- Born: 1945 (age 80–81) Port Angeles, Washington
- Education: Nova Southeastern University
- Known for: Inventor of the concept of the "service dog"
- Scientific career
- Fields: Assistance Dog Education and Human-Canine Life Sciences
- Workplaces: Bergin University of Canine Studies, Paws for Purple Hearts

= Bonnie Bergin =

American canine researcher

Bonita M. Bergin (also known as Bonnie Bergin) is an American canine researcher. She is the inventor of the concept of the service dog. She is the founder and president of the Bergin University of Canine Studies and the founder of Canine Companions for Independence and Paws for Purple Hearts.

==Career==

Bergin is a former special education teacher. In her work, she looked "for ways to keep people with disabilities out of institutions". During a trip to Asia in 1975, she saw disabled people using donkeys to assist with transportation and other life needs. Bergin assumed that a dog could perhaps provide people the same assistance. She proposed bringing a dog to the Santa Rosa Disability Center to work with interred people. Bergin went to an animal shelter and adopted a puppy and began training it. That was the first dog she ever trained. Bergin has "trained dogs to do everything from read basic words to identify diseased plants in Napa's vineyards." In 2001, Bergin was awarded the Use Your Life award by Oprah Winfrey.

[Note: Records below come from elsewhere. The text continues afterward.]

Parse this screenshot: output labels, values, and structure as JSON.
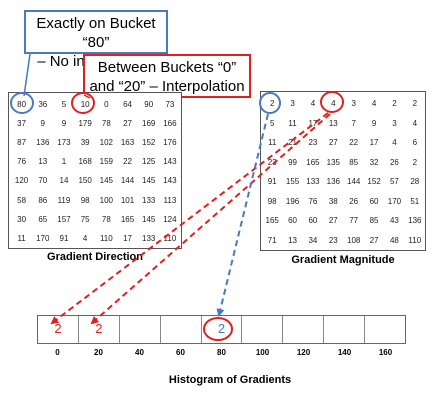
{
  "callouts": {
    "exact_line1": "Exactly on Bucket “80”",
    "exact_line2": "– No interpolation",
    "interp_line1": "Between Buckets “0”",
    "interp_line2": "and “20” – Interpolation"
  },
  "gradient_direction": {
    "caption": "Gradient Direction",
    "rows": [
      [
        "80",
        "36",
        "5",
        "10",
        "0",
        "64",
        "90",
        "73"
      ],
      [
        "37",
        "9",
        "9",
        "179",
        "78",
        "27",
        "169",
        "166"
      ],
      [
        "87",
        "136",
        "173",
        "39",
        "102",
        "163",
        "152",
        "176"
      ],
      [
        "76",
        "13",
        "1",
        "168",
        "159",
        "22",
        "125",
        "143"
      ],
      [
        "120",
        "70",
        "14",
        "150",
        "145",
        "144",
        "145",
        "143"
      ],
      [
        "58",
        "86",
        "119",
        "98",
        "100",
        "101",
        "133",
        "113"
      ],
      [
        "30",
        "65",
        "157",
        "75",
        "78",
        "165",
        "145",
        "124"
      ],
      [
        "11",
        "170",
        "91",
        "4",
        "110",
        "17",
        "133",
        "110"
      ]
    ]
  },
  "gradient_magnitude": {
    "caption": "Gradient Magnitude",
    "rows": [
      [
        "2",
        "3",
        "4",
        "4",
        "3",
        "4",
        "2",
        "2"
      ],
      [
        "5",
        "11",
        "17",
        "13",
        "7",
        "9",
        "3",
        "4"
      ],
      [
        "11",
        "21",
        "23",
        "27",
        "22",
        "17",
        "4",
        "6"
      ],
      [
        "23",
        "99",
        "165",
        "135",
        "85",
        "32",
        "26",
        "2"
      ],
      [
        "91",
        "155",
        "133",
        "136",
        "144",
        "152",
        "57",
        "28"
      ],
      [
        "98",
        "196",
        "76",
        "38",
        "26",
        "60",
        "170",
        "51"
      ],
      [
        "165",
        "60",
        "60",
        "27",
        "77",
        "85",
        "43",
        "136"
      ],
      [
        "71",
        "13",
        "34",
        "23",
        "108",
        "27",
        "48",
        "110"
      ]
    ]
  },
  "histogram": {
    "title": "Histogram of Gradients",
    "bins": [
      "0",
      "20",
      "40",
      "60",
      "80",
      "100",
      "120",
      "140",
      "160"
    ],
    "values": [
      "2",
      "2",
      "",
      "",
      "2",
      "",
      "",
      "",
      ""
    ],
    "value_colors": [
      "#e21f1f",
      "#e21f1f",
      "",
      "",
      "#4a78c2",
      "",
      "",
      "",
      ""
    ]
  },
  "colors": {
    "blue": "#4a78c2",
    "red": "#e21f1f"
  }
}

===Bergin University of Canine Studies===

Located in Penngrove, California, Bergin University is the "first and only program in the world that focuses on training dogs and learning about dogs." The school was founded as the Bergin University of Canine Studies The university is accredited by the Accrediting Council for Independent Colleges and Schools. Students come to Bergin from all over the world, and graduates leave equipped with the skills and knowledge to start their own assistance dog organizations or dog-related businesses.

The school offers Associate, Bachelor and master's degree programs and follows a unique model where students enrolled in the university train assistance dogs with the goal of placing the dogs with people with emotional and physical disabilities. The school offers classes on all aspects of dogs, from genetics to behavior, nutrition and dogs in popular culture. As part of the curriculum, students also train dogs at local animal shelters, helping those shelters place those dogs in their forever homes. The Bergin University dogs, which are bred on site, start being trained at 3 to 4 weeks old and are worked with for up to two years to learn 106 different commands. After graduation, dogs may be placed to work with paraplegic or quadriplegic people or others with emotional or physical disabilities. These people join a waitlist to obtain a dog for a fee of $2,750. The cost to train a dog at Bergin University is upwards of $25,000. In 2013, the university awarded Cesar Millan an honorary degree in canine science.

===Paws for Purple Hearts===
Paws for Purple Hearts was established as a 501(c)(3) nonprofit in 2011.

==Recognition==

- 1993, Distinguished Alumni, Sonoma State University
- 2010, Hall of Fame, International Association of Canine Professionals

==Bibliography==

- Works by Bonita Bergin

- Bonnie Bergin's Guide to Bringing Out the Best in Your Dog: The Bonnie Bergin Method. New York: Little Brown & Co (1995). ISBN 0316092843
- Teach Your Dog to Read. London: Souvenir Press Ltd (2006). ISBN 0285637754

- Works by Bonita Bergin and others

- Bergin, Bonita, Bonnie Mader and Lynette A. Hart. "Social Acknowledgments for Children with Disabilities: Effects of Service Dogs". Child Development. Vol. 60, No. 6 (Dec., 1989), pp. 1529–1534.